Particle resuspension modelling in turbulent flows

European Aerosol Conference 2011 / 4-9 septembre 2011

The work presented is concerned with the way small particles attached to a surface are resuspended when exposed to a turbulent flow. The process is important in a number of environmental and industrial processes. Of particular concern to this work is the release of radioactive particles from the primary circuit of an LWR as a consequence of a loss of coolant accident (LOCA). In this particular case the focus is on small particles < 5 microns in size, where the principal force holding the particle onto a surface is derived from van der Waals inter molecular forces. In general even for nominally very smooth adhering surfaces there exists a very broad spread in the adhesive forces. Here wedevelop and assess an improved version of the Rock’n’Roll model [Reeks & Hall, 2001] based on a statistical approach to resuspension which gives rise to a resuspension rate constant for the release of particles from a potential well due the action of the fluctuating aerodynamic force du to the turbulence. The analogy is with desorption of molecules from a surface in which the variance of the fluctuating aerodynamic force is the analogue of temperature. In this work we improve on the model by using measurements of the statistical fluctuations of both the stream wise fluid velocity and acceleration close to the wall from both LES and DNS of turbulent channel flow, translating those measurements into the statistical moment of the drag force acting on the particle attached to the surface. The original model assumes that aerodynamic forces and their time derivative are uncorrelated and have a Gaussian distribution. Here we examine the influence of non-Gaussian forces on the resuspension rate.

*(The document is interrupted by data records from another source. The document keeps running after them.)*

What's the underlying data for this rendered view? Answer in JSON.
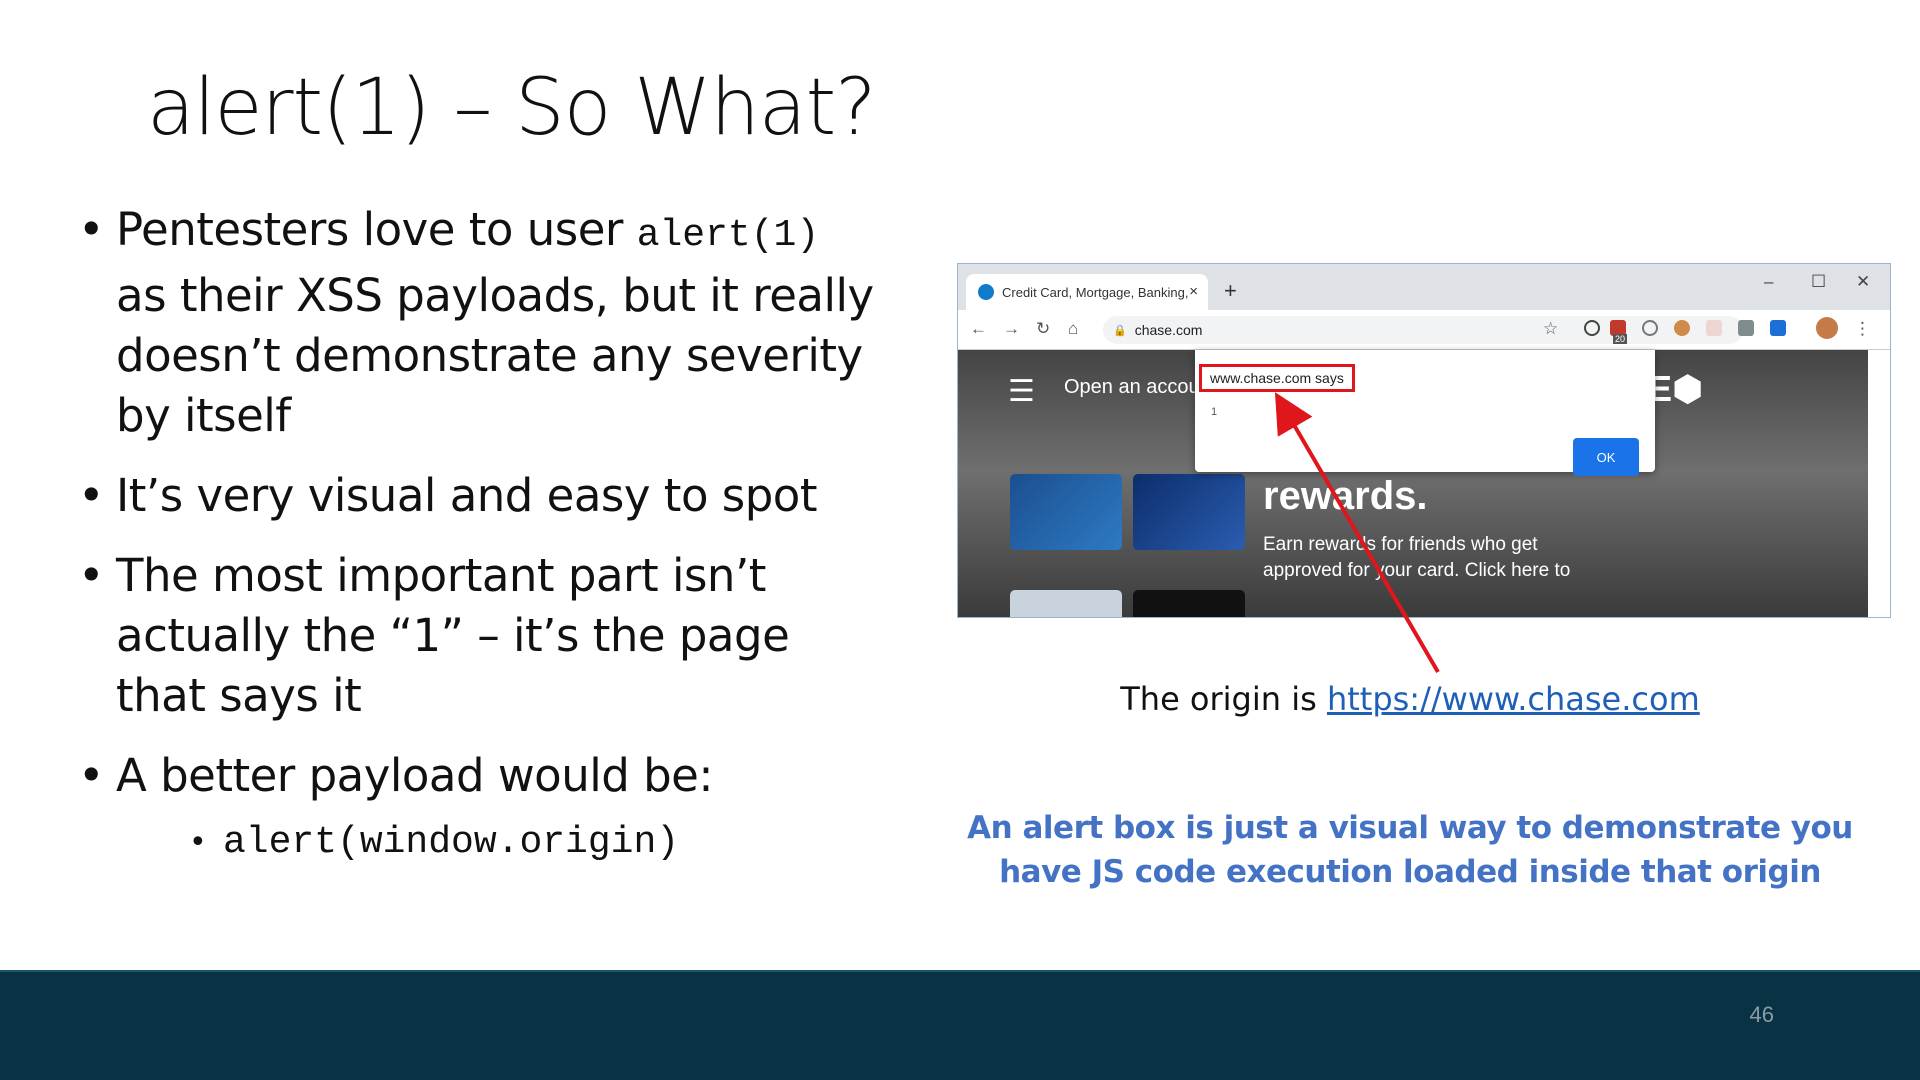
{
  "slide": {
    "title": "alert(1) – So What?",
    "bullets": {
      "b1_text": "Pentesters love to user ",
      "b1_code": "alert(1)",
      "b1_rest": " as their XSS payloads, but it really doesn’t demonstrate any severity by itself",
      "b2": "It’s very visual and easy to spot",
      "b3": "The most important part isn’t actually the “1” – it’s the page that says it",
      "b4": "A better payload would be:",
      "b4_sub": "alert(window.origin)"
    },
    "origin_prefix": "The origin is ",
    "origin_link": "https://www.chase.com",
    "note": "An alert box is just a visual way to demonstrate you have JS code execution loaded inside that origin",
    "page_number": "46"
  },
  "screenshot": {
    "tab_title": "Credit Card, Mortgage, Banking,",
    "tab_close": "×",
    "new_tab": "+",
    "url": "chase.com",
    "win_min": "–",
    "win_max": "☐",
    "win_close": "✕",
    "menu_label": "Open an accou",
    "rewards": "rewards.",
    "earn_line1": "Earn rewards for friends who get",
    "earn_line2": "approved for your card. Click here to",
    "dialog_host": "www.chase.com says",
    "dialog_message": "1",
    "dialog_ok": "OK",
    "badge_count": "20"
  },
  "colors": {
    "accent_blue": "#4472c4",
    "footer": "#093344",
    "highlight_red": "#e0161d",
    "link": "#1f5fb8"
  }
}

The ultimate model is a hybrid development of R’n’R model adapted for application to multilayer deposits based on the Friess and Yadigaroglu multilayer model [Friess & Yadigaroglu, 2001]. The particle size distribution is considered in the model in order to study the coveragent effect of the deposit layers. The model results are compared to the STORM SR11 test [Castelo et al., 1999] and BISE experiment [Alloul-Marmor, 2002]. As a general conclusion, the results showed that the models with small adhesive spreads give better comparison with the resuspension measured in the two
experiments.